Em abril de 2020 entrou em vigor a Lei Federal nº 13.988/2020, denominada “Lei do Contribuinte Legal”, que prevê requisitos e condições especiais para viabilizar as transações tributárias entre contribuintes – clubes de futebol e a União Federal, e a negociarem os débitos tributários federais inscritos em dívida ativa ou objeto de contencioso judicial ou administrativo.

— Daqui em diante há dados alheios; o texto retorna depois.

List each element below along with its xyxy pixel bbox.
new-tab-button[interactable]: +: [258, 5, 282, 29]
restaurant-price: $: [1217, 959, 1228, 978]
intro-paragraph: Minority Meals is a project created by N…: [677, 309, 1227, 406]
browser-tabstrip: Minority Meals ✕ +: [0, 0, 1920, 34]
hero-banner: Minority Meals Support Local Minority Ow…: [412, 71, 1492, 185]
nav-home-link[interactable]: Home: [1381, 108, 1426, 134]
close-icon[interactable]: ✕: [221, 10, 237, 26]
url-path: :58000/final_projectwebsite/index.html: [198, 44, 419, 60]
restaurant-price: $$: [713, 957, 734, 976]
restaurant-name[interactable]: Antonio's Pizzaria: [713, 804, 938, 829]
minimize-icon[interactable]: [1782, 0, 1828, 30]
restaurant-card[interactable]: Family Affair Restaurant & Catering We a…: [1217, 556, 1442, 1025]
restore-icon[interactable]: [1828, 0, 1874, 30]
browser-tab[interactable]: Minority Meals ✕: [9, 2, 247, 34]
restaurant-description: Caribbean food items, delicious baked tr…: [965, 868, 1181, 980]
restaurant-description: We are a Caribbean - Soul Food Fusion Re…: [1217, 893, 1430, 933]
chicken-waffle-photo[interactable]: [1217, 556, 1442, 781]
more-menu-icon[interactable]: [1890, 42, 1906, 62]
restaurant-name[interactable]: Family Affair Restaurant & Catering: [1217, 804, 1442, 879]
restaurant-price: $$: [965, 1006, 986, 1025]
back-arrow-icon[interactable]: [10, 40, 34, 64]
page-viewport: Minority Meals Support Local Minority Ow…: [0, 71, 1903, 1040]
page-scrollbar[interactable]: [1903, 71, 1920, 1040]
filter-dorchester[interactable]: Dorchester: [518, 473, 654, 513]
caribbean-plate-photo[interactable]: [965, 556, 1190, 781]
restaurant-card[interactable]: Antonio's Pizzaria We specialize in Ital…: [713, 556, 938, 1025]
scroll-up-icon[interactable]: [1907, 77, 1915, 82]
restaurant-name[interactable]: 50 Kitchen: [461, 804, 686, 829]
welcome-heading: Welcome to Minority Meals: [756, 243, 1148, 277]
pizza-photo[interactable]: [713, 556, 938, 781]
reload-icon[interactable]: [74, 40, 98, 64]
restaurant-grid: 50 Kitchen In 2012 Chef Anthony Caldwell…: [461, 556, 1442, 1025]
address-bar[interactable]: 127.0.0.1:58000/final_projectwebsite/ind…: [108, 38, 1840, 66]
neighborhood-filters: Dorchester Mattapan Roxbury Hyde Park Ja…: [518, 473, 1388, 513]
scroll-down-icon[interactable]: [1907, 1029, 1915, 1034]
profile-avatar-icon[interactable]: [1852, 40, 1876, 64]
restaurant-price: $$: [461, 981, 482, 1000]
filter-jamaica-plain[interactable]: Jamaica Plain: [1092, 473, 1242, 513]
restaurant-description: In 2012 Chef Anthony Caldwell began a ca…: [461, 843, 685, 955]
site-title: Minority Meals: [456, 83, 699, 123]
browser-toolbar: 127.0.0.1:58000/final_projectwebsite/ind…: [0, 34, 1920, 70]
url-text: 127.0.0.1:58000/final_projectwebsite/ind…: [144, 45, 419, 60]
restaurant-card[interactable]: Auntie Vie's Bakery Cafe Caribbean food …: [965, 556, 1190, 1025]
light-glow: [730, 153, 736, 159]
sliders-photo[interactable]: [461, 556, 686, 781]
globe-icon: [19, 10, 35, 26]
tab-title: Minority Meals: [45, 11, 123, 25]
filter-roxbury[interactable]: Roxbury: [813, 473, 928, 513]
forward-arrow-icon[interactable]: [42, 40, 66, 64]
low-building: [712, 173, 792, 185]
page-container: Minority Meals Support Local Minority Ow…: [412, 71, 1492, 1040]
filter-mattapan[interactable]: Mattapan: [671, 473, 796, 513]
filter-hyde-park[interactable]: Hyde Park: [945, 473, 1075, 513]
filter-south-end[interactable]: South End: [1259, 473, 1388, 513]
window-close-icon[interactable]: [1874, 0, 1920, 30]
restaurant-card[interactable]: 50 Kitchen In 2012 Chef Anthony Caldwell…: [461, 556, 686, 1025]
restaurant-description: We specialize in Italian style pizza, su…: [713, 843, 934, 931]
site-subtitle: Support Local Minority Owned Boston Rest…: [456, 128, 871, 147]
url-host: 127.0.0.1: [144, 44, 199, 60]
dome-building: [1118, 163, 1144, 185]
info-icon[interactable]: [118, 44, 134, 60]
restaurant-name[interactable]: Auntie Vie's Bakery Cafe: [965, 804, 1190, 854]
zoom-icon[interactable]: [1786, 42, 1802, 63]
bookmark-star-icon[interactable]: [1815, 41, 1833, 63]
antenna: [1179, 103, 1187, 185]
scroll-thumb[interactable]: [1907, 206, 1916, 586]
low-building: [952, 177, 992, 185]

O objetivo da Lei é permitir que os bons pagadores, ou seja, aqueles que muito embora não possam, momentaneamente, arcar com seus débitos tributários, encontrem maneiras flexíveis e que enquadrem a sua realidade atual de maneira a renegociar os débitos tributários, possibilitando uma redução de até 50%referentes a descontos nos juros e multas. Para isso, basta que os clubes não sejam considerados infratores contumazes.

Trata-se da primeira lei brasileira que regulamenta o instituto da transação em matéria tributária, previsto no artigo 171 do Código Tributário Nacional – CTN, e faz parte da reforma tributária que se pretende implementar no Brasil, atendendo à produção, com a restauração da confiança e diminuição da interferência do Estado na economia.

A transação tributária tem como principal objetivo a redução de litígios tributários, promovendo a extinção de créditos tributários federais objeto de discussão, estimulando o contribuinte – clubes de futebol – a desistir da discussão em troca de uma redução no valor dos consectários da dívida.

Cabe ressaltar que a transação não se equipara a uma anistia ou parcelamento incentivado, como os diversos programas propostos nos últimos anos. Isto porque os referidos programas visavam a atingir determinados períodos de débitos, bem como tinham prazo para adesão. Caso não fosse feita a adesão e posterior consolidação dos débitos nos prazos previstos, os contribuintes não poderiam se beneficiar dos descontos de juros e multa, prazos alargados de parcelamento, dentre outros benefícios previstos pelos referidos programas.

A lei 13.988/20 dispõe sobre três modalidades de transação:

i) por proposta individual ou por adesão, na cobrança de créditos inscritos na dívida ativa da União, de suas autarquias e fundações públicas, ou na cobrança de créditos que seja de competência da Procuradoria-Geral da União,

ii) por adesão, nos demais casos de contencioso judicial ou administrativo tributário, e

iii) por adesão no contencioso administrativo tributário de pequeno valor.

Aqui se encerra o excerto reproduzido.